Unser is one six family members to have raced at the Indianapolis 500 and along with brother, Al Unser – a four-time winner himself – are the only siblings to have won the prestigious event.
After serving in the US Air Force between 1953 and 1955, the three Unser brothers Al, Jerry and Bobby decided to enter USAC competition.
His first major win came at the Pikes Peak challenge in 1966 and success would continue to follow, as after his first Indy 500 win in 1968, he would go on to claim his first title, his second came in 1974.
Unser’s final Indy 500 win in 1981 became controversial after Unser was penalised for passing cars under caution which then handed the win to rival Mario Andretti.
After a lengthy appeal process, his penalty was rescinded and was reinstated as the winner of the event.
In 1990, Unser was inducted into the International Motorsports and IMS Hall of Fames respectively and in 1994 was also inducted into the Motorsports Hall of Fame of America.
Former team boss and IMS owner Roger Penske said in a statement: “There simply was no one quite like Bobby Unser. Bobby was a ferocious competitor on the track, and his larger-than-life personality made him one of the most beloved and unique racers we have ever seen.
“Bobby brought so much to Team Penske during his time with our team, including a memorable victory in the 1981 Indianapolis 500. Beyond his many wins and accomplishments, Bobby was a true racer that raised the performance of everyone around him.
“He was also one of the most colourful characters in motorsports. Throughout his time as a driver, a commentator and an ambassador of our sport, Bobby’s stories and his passion for racing were legendary.
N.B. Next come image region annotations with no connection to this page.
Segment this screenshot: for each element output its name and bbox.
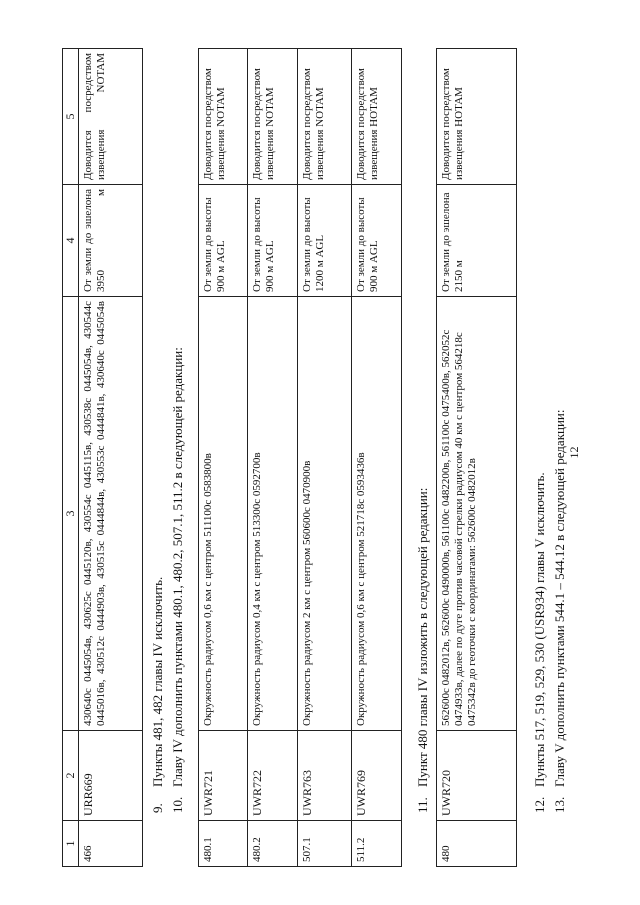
zone-code: URR669	[79, 731, 143, 821]
item-11	[415, 488, 431, 813]
zone-code: UWR721	[199, 731, 248, 821]
table-row	[298, 49, 352, 867]
item-number: 11.	[415, 797, 430, 813]
table-additions	[198, 48, 402, 867]
zone-code: UWR720	[437, 731, 517, 821]
zone-code: UWR763	[298, 731, 352, 821]
table-466	[62, 48, 143, 867]
zone-coordinates: Окружность радиусом 0,6 км с центром 521718с 0593436в	[352, 297, 402, 731]
zone-coordinates: 562600с 0482012в, 562600с 0490000в, 561100с 0482200в, 561100с 0475400в, 562052с 0474933в, далее по дуге против часовой стрелки радиусом 40 км с центром 564218с 0475342в до геоточки с координатами: 562600с 0482012в	[437, 297, 517, 731]
row-number: 507.1	[298, 821, 352, 867]
zone-height: От земли до высоты 900 м AGL	[199, 185, 248, 297]
table-header-row	[63, 49, 79, 867]
row-number: 466	[79, 821, 143, 867]
zone-notam: Доводится посредством извещения NOTAM	[298, 49, 352, 185]
zone-coordinates: Окружность радиусом 0,6 км с центром 511100с 0583800в	[199, 297, 248, 731]
item-text: Пункт 480 главы IV изложить в следующей редакции:	[415, 487, 430, 787]
item-number: 10.	[170, 796, 185, 813]
zone-notam: Доводится посредством извещения НОТАМ	[352, 49, 402, 185]
row-number: 480.2	[248, 821, 298, 867]
zone-height: От земли до высоты 900 м AGL	[248, 185, 298, 297]
item-text: Пункты 481, 482 главы IV исключить.	[150, 576, 165, 787]
row-number: 480	[437, 821, 517, 867]
zone-coordinates: 430640с 0445054в, 430625с 0445120в, 430554с 0445115в, 430538с 0445054в, 430544с 0445016в, 430512с 0444903в, 430515с 0444844в, 430553с 0444841в, 430640с 0445054в	[79, 297, 143, 731]
row-number: 511.2	[352, 821, 402, 867]
zone-notam: Доводится посредством извещения NOTAM	[199, 49, 248, 185]
row-number: 480.1	[199, 821, 248, 867]
table-row	[352, 49, 402, 867]
table-row	[199, 49, 248, 867]
table-row	[437, 49, 517, 867]
table-row	[248, 49, 298, 867]
zone-notam: Доводится посредством извещения НОТАМ	[437, 49, 517, 185]
zone-height: От земли до эшелона 3950 м	[79, 185, 143, 297]
item-9	[150, 577, 166, 813]
zone-coordinates: Окружность радиусом 0,4 км с центром 513300с 0592700в	[248, 297, 298, 731]
table-row	[79, 49, 143, 867]
zone-notam: Доводится посредством извещения NOTAM	[248, 49, 298, 185]
col-header-2: 2	[63, 731, 79, 821]
item-number: 9.	[150, 803, 165, 813]
zone-coordinates: Окружность радиусом 2 км с центром 560600с 0470900в	[298, 297, 352, 731]
zone-height: От земли до высоты 1200 м AGL	[298, 185, 352, 297]
item-text: Пункты 517, 519, 529, 530 (USR934) главы V исключить.	[532, 472, 547, 787]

“Our thoughts and condolences are with Lisa, the Unser family and Bobby’s many friends and fans during this difficult time.”
IMS President Doug Bowles also issued a statement: “When you mention icons in racing, and particularly the Indianapolis Motor Speedway, Bobby Unser was a legend.
“He could drive, and win, in any type of car and on any type of track. He was magical at Indy. But driving was just a piece of what made Bobby so iconic.
“Over the last several years, I have seen the true Bobby Unser – the man who loved our sport, loved the Indianapolis 500 and loved to be with the fans.
“He would go out of his way to do whatever he could to be here in the month of May to help us keep the sport growing. He was always available to give speeches, to sign autographs or just to tell stories.
“His driving record speaks for itself. His lifelong passion for promoting our sport and his enthusiastic, no sugar-coated opinions that continued after he hung up his helmet had such a meaningful impact on our sport.
“Everyone at IMS extends our deepest sympathies to Bobby’s family, friends and fans. He was one of a kind and will be deeply missed, but always cherished in the heart of every race fan.”
Unser is survived by his wife, Lisa; sons Bobby Jr. and Robby; and daughters Cindy and Jeri.